Under the hood, Ollama Python library uses Pydantic and docstring parsing to generate the JSON schema which was previously required to be provided manually as a tool
SO this helps the LLM to choose the needed tool (function to use)
This means that if you want more reliable results, it is better to add docstring to the function (tool).
@ thanks for your very helpful response
Thanks for the video, it's really interesting.
can i make him use when he needs the function calling and when he dosnt he wont use it?
If I ask recent listed company stock price what will happen 🙂
cool, very cool!!!
cool video. one question though, is there a way to make the response of tool be included in AI response? like for example, on chatgpt you can ask a custom gpt to create a custom pdf then it would return "here is your custom pdf you requested {pdf file}" and the response might differ sometimes
Instead of returning the tool response it self to the LLM so it can build a formatted answer, include the function inside a function that return the response you want the user to receive and direct this formatted response directly to the user not to the LLM, also in this case you need to add the tool message to the chat history array if you want the LLM to remember this response (i.e. when there might be a follow up questions that may depends on this response)
Nice video.
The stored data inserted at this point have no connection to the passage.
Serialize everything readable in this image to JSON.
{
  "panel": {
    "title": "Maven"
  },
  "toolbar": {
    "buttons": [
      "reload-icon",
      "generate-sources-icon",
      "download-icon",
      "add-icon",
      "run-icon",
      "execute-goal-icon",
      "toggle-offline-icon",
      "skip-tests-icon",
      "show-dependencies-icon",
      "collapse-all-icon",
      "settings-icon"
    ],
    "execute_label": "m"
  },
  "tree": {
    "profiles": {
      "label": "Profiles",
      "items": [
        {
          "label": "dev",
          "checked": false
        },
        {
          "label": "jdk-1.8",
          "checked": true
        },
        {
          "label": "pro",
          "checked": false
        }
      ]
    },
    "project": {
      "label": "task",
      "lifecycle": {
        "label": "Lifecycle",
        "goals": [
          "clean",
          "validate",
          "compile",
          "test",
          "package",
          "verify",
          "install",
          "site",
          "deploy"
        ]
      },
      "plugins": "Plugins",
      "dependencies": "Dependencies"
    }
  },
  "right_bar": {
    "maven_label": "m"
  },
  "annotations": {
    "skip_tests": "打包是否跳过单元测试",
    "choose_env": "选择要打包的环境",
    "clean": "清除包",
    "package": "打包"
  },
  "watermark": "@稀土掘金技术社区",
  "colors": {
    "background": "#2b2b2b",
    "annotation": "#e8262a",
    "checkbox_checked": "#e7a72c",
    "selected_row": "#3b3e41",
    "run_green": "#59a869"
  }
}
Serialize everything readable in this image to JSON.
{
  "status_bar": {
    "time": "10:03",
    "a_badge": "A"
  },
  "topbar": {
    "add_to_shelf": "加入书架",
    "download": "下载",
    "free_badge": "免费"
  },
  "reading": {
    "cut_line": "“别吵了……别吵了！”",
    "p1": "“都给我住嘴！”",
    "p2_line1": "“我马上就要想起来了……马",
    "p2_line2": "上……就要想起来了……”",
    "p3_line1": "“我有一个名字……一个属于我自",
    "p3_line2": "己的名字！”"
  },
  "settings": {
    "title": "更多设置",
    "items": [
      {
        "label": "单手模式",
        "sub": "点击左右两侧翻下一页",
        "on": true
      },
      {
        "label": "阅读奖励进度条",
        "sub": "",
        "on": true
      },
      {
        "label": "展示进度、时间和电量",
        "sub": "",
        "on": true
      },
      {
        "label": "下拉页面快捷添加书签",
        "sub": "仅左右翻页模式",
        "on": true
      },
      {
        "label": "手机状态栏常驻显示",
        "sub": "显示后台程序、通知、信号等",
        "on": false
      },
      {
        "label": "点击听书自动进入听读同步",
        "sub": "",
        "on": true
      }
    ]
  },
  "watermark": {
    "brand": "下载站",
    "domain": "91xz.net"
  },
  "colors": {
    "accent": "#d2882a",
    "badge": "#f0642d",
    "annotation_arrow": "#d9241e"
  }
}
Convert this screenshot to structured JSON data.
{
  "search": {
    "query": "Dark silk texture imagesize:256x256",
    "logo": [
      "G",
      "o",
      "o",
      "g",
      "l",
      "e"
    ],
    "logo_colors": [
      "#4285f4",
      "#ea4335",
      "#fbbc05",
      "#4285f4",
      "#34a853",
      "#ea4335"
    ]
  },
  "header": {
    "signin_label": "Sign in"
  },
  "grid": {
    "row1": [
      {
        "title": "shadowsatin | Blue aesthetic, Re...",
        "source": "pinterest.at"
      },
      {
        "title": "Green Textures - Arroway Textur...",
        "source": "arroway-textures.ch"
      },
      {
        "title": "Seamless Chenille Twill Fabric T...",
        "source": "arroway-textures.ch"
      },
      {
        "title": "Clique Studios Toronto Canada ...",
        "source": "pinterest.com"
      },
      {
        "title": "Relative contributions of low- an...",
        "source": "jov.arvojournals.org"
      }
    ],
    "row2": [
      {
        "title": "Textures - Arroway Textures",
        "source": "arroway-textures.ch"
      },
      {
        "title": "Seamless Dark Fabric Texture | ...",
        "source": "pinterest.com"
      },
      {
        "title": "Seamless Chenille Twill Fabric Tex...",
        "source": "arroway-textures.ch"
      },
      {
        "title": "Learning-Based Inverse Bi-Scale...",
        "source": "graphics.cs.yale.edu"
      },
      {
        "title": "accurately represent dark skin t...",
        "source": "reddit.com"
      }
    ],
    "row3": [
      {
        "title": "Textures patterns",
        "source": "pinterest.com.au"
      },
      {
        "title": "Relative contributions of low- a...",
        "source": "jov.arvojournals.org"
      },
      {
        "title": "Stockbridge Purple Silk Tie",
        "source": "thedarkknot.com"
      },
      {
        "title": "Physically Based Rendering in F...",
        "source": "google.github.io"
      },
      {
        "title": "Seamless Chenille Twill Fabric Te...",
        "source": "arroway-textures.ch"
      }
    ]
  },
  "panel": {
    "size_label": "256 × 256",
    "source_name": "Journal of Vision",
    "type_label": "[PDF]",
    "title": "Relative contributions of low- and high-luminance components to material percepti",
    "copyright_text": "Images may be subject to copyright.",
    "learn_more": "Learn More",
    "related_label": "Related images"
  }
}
However, what I came to know is that Ollama is built to be used in conjunction with Nvidia GPU. Running it on a CPU will be a painful experience.
This is super cool.
I want to give the AI the tool of python and have it make a program to figure out the math that it needs to do and then scrap the program... And same with everything else like you know...
Here comes the programmers, saving the day xD it's the real life version of the stories hahaha. Raise the Python serpent lol, hail Satan
import subprocess
def execute_dynamic_python_script(code):
"""
Takes a Python code snippet as input, writes it to a temporary file,
executes it, and returns the output.
"""
# Write the code to a temporary Python file
with open("dynamic_script.py", "w") as f:
f.write(code)
# Execute the Python script and capture the output
try:
result = subprocess.check_output(["python", "dynamic_script.py"], universal_newlines=True)
return result
except subprocess.CalledProcessError as e:
return f"Error in script execution: {e.output}"
# Example: Create a Python script dynamically
user_code = """
# Example Python script
def calculate():
return 5 + 7 * 3
result = calculate()
print(result)
"""
output = execute_dynamic_python_script(user_code)
print(f"Output from the script:
{output}")
Would this work to get the AI to program whatever tool it needs?